A kinetic study on reduction of nitric oxide over cobalt tetraphenylporphyrin supported on titanium dioxide

Abstract

The catalytic reduction and decomposition of nitric oxide and nitrous oxide over cobalt tetraphenylporphyrin supported on TiO 2 (Co-TPP/TiO 2) were investigated kinetically and mechanistically in the reaction temperature range of 50 to 150 °C, and reveal a high catalytic activity brought about by supporting on titanium dioxide. The kinetic equation for the reduction of nitric oxide with hydrogen over Co-TPP/TiO 2 ( V = k × P NO −0.9 P H 2 0.6) suggested that the surface reaction between nitric oxide adsorbed strongly on the cobalt ion and hydrogen adsorbed dissociatively on the porphyrin ring is the rate-determining step. The selective formation of nitrous oxide in the initial stage of the reaction and its successive transformation to molecular nitrogen were explained in terms of the stronger adsorption of nitric oxide.
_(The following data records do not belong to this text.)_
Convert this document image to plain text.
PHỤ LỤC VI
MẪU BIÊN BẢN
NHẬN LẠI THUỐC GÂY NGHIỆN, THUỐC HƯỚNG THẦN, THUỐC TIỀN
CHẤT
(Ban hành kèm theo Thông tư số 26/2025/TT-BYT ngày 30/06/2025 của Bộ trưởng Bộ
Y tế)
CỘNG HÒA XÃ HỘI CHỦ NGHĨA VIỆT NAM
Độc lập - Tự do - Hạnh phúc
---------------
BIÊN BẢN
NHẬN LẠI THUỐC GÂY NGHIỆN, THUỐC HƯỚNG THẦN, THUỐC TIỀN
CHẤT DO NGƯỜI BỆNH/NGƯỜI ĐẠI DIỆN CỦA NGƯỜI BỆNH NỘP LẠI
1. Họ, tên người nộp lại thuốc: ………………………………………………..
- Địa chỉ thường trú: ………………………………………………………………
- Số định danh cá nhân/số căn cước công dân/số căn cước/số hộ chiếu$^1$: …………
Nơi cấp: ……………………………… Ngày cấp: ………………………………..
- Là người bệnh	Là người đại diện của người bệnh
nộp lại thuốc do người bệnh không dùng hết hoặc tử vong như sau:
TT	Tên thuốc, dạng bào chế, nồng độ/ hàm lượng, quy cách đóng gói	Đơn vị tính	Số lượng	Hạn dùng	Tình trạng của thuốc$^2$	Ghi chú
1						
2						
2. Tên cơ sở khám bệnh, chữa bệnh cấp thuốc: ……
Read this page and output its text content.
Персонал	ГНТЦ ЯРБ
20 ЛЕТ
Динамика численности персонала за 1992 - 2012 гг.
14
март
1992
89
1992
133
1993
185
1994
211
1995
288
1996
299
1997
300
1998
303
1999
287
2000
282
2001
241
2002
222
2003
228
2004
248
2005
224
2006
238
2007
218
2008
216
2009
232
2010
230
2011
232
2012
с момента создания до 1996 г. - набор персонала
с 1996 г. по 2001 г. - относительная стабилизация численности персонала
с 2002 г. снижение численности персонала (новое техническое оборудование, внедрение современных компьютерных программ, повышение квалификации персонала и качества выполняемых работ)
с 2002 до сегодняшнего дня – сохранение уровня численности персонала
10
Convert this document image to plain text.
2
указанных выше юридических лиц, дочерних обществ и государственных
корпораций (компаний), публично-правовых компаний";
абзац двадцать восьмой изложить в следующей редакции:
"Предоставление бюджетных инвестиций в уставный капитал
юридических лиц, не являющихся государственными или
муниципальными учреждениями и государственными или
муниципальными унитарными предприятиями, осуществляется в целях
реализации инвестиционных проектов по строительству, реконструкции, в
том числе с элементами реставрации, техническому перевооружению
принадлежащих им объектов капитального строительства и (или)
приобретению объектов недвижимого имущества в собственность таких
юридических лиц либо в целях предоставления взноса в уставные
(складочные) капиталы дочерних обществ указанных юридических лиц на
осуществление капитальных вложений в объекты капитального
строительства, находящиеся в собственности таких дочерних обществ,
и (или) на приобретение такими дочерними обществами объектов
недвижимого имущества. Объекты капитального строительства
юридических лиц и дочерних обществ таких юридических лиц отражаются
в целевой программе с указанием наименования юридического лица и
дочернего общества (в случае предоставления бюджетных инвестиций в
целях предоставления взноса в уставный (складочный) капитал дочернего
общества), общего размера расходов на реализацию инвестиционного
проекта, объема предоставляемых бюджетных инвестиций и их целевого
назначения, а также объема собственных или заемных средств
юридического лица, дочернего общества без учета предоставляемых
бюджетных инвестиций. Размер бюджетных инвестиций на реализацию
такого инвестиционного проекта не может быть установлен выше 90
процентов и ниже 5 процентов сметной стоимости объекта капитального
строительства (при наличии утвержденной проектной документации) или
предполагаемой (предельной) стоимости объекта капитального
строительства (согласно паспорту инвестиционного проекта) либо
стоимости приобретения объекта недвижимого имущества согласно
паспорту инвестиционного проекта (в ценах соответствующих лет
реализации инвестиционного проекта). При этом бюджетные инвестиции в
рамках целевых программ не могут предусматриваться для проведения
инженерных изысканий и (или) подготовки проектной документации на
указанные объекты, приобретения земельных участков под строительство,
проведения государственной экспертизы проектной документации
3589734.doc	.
Decomposition of nitric oxide and nitrous oxide also proceeded over this catalyst, producing nitrous oxide and molecular nitrogen, respectively. The residual oxygen produced on Co-TPP may be transferred to the support to a certain limit. The characteristic activity of (Co-TPP/TiO 2) can be ascribed to the drastic modification in the electronic configuration of the cobalt ion, as well as the porphyrin ring, induced by the electron transfer from the support.